Every point Chris made is valid, also one I seen...a 2 gig swap partition is pretty excessive when you have a gig of ram. I have over a gig of ram and if I ever get into swap its rarely over 50 megs. I would advise 256 or 512 meg swap some people would suggest allot less :P
Considering there's 310GB of total disk space there, a 2GB swap partition isn't exactly excessive, so it's probably fine. However, the issue here is a configuration one. The kernel panic error occurs because your root filesystem is not getting mounted. The use of JFS has been shown to be fine here, because grub has clearly read the configuration file off it.
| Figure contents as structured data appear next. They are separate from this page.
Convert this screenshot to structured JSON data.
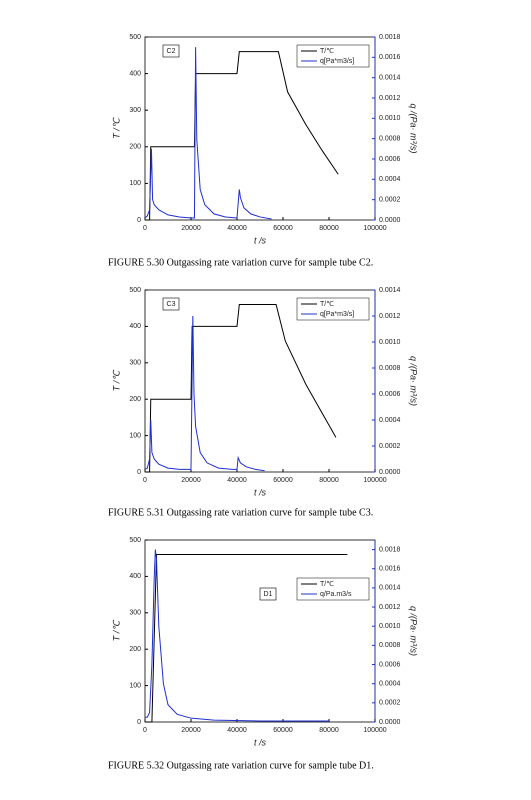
{
  "chart_data": [
    {
      "type": "line",
      "annotation": "C2",
      "xlabel": "t /s",
      "ylabel": "T /℃",
      "y2label": "q /(Pa· m³/s)",
      "caption": "FIGURE 5.30    Outgassing rate variation curve for sample tube C2.",
      "xlim": [
        0,
        100000
      ],
      "xticks": [
        0,
        20000,
        40000,
        60000,
        80000,
        100000
      ],
      "ylim": [
        0,
        500
      ],
      "yticks": [
        0,
        100,
        200,
        300,
        400,
        500
      ],
      "y2lim": [
        0,
        0.0018
      ],
      "y2ticks": [
        {
          "value": 0,
          "label": "0.0000"
        },
        {
          "value": 0.0002,
          "label": "0.0002"
        },
        {
          "value": 0.0004,
          "label": "0.0004"
        },
        {
          "value": 0.0006,
          "label": "0.0006"
        },
        {
          "value": 0.0008,
          "label": "0.0008"
        },
        {
          "value": 0.001,
          "label": "0.0010"
        },
        {
          "value": 0.0012,
          "label": "0.0012"
        },
        {
          "value": 0.0014,
          "label": "0.0014"
        },
        {
          "value": 0.0016,
          "label": "0.0016"
        },
        {
          "value": 0.0018,
          "label": "0.0018"
        }
      ],
      "legend": "upper right",
      "series": [
        {
          "name": "T/℃",
          "color": "#000000",
          "x": [
            0,
            2000,
            2500,
            21500,
            22000,
            40000,
            41000,
            58000,
            62000,
            70000,
            77000,
            84000
          ],
          "values": [
            0,
            0,
            200,
            200,
            400,
            400,
            460,
            460,
            350,
            260,
            190,
            125
          ]
        },
        {
          "name": "q[Pa*m3/s]",
          "color": "#1f2fd0",
          "axis": "y2",
          "x": [
            0,
            1000,
            2000,
            2800,
            3300,
            4000,
            6000,
            10000,
            15000,
            20000,
            21500,
            22000,
            22500,
            24000,
            26000,
            30000,
            35000,
            40000,
            41000,
            41500,
            43000,
            46000,
            50000,
            55000
          ],
          "values": [
            2e-05,
            4e-05,
            0.0001,
            0.0007,
            0.0002,
            0.00015,
            0.0001,
            5e-05,
            3e-05,
            2e-05,
            2e-05,
            0.0017,
            0.0008,
            0.0003,
            0.00015,
            6e-05,
            3e-05,
            2e-05,
            0.0003,
            0.00022,
            0.00012,
            6e-05,
            3e-05,
            1e-05
          ]
        }
      ]
    },
    {
      "type": "line",
      "annotation": "C3",
      "xlabel": "t /s",
      "ylabel": "T /℃",
      "y2label": "q /(Pa· m³/s)",
      "caption": "FIGURE 5.31    Outgassing rate variation curve for sample tube C3.",
      "xlim": [
        0,
        100000
      ],
      "xticks": [
        0,
        20000,
        40000,
        60000,
        80000,
        100000
      ],
      "ylim": [
        0,
        500
      ],
      "yticks": [
        0,
        100,
        200,
        300,
        400,
        500
      ],
      "y2lim": [
        0,
        0.0014
      ],
      "y2ticks": [
        {
          "value": 0,
          "label": "0.0000"
        },
        {
          "value": 0.0002,
          "label": "0.0002"
        },
        {
          "value": 0.0004,
          "label": "0.0004"
        },
        {
          "value": 0.0006,
          "label": "0.0006"
        },
        {
          "value": 0.0008,
          "label": "0.0008"
        },
        {
          "value": 0.001,
          "label": "0.0010"
        },
        {
          "value": 0.0012,
          "label": "0.0012"
        },
        {
          "value": 0.0014,
          "label": "0.0014"
        }
      ],
      "legend": "upper right",
      "series": [
        {
          "name": "T/℃",
          "color": "#000000",
          "x": [
            0,
            2000,
            2500,
            20000,
            20500,
            40000,
            41000,
            57000,
            61000,
            70000,
            83000
          ],
          "values": [
            0,
            0,
            200,
            200,
            400,
            400,
            460,
            460,
            360,
            240,
            95
          ]
        },
        {
          "name": "q[Pa*m3/s]",
          "color": "#1f2fd0",
          "axis": "y2",
          "x": [
            0,
            1000,
            2000,
            2500,
            3000,
            4000,
            6000,
            10000,
            15000,
            20000,
            20800,
            21300,
            22000,
            24000,
            27000,
            32000,
            38000,
            40000,
            40500,
            41500,
            44000,
            48000,
            52000
          ],
          "values": [
            2e-05,
            3e-05,
            0.0001,
            0.0004,
            0.00015,
            0.0001,
            6e-05,
            3e-05,
            2e-05,
            2e-05,
            0.0012,
            0.0006,
            0.00035,
            0.00015,
            7e-05,
            3e-05,
            2e-05,
            2e-05,
            0.00011,
            7e-05,
            4e-05,
            2e-05,
            1e-05
          ]
        }
      ]
    },
    {
      "type": "line",
      "annotation": "D1",
      "xlabel": "t /s",
      "ylabel": "T /℃",
      "y2label": "q /(Pa· m³/s)",
      "caption": "FIGURE 5.32    Outgassing rate variation curve for sample tube D1.",
      "xlim": [
        0,
        100000
      ],
      "xticks": [
        0,
        20000,
        40000,
        60000,
        80000,
        100000
      ],
      "ylim": [
        0,
        500
      ],
      "yticks": [
        0,
        100,
        200,
        300,
        400,
        500
      ],
      "y2lim": [
        0,
        0.0019
      ],
      "y2ticks": [
        {
          "value": 0,
          "label": "0.0000"
        },
        {
          "value": 0.0002,
          "label": "0.0002"
        },
        {
          "value": 0.0004,
          "label": "0.0004"
        },
        {
          "value": 0.0006,
          "label": "0.0006"
        },
        {
          "value": 0.0008,
          "label": "0.0008"
        },
        {
          "value": 0.001,
          "label": "0.0010"
        },
        {
          "value": 0.0012,
          "label": "0.0012"
        },
        {
          "value": 0.0014,
          "label": "0.0014"
        },
        {
          "value": 0.0016,
          "label": "0.0016"
        },
        {
          "value": 0.0018,
          "label": "0.0018"
        }
      ],
      "legend": "center right",
      "series": [
        {
          "name": "T/℃",
          "color": "#000000",
          "x": [
            0,
            3000,
            5000,
            88000
          ],
          "values": [
            0,
            0,
            460,
            460
          ]
        },
        {
          "name": "q/Pa.m3/s",
          "color": "#1f2fd0",
          "axis": "y2",
          "x": [
            0,
            1000,
            2000,
            3000,
            4000,
            4500,
            5000,
            6000,
            8000,
            10000,
            14000,
            20000,
            30000,
            50000,
            80000
          ],
          "values": [
            5e-05,
            5e-05,
            0.0001,
            0.0006,
            0.0015,
            0.0018,
            0.0017,
            0.001,
            0.0004,
            0.00018,
            8e-05,
            4e-05,
            2e-05,
            1e-05,
            1e-05
          ]
        }
      ]
    }
  ]
}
So, try changing the kernel line of your /boot/grub/grub.conf to: kernel /kernel-2.4.26-gentoo-r9 root=/dev/sda3 The "root=" argument is what the *kernel* sees, not what anything else sees. So if a 2.4.26 kernel sees your root partition as /dev/sda3, then /dev/sda3 is what goes into grub.conf. Changing status to RESOLVED INVALID - if the above suggestion doesn't work, please reopen. If it does work, please (!) report back here to let us know that this isn't something that needs fixing.
User send the following e-mail to me: "Sorry I figured out half my issue late last night. my grub statement set root for /dev/hde yet it should be /dev/hde3... One dumb mistake behind me and a little wiser with linux now... I have it trying to boot at least now... Other issues now but I'm going to try and fiddle more before I bother the professionals again..." So this is definitely done.
Moving these so we can remove the "Install CD" component from "Gentoo Linux". I apologize to everyone for this spam, but according to the bugzilla developers, this is the only reasonable way to do this.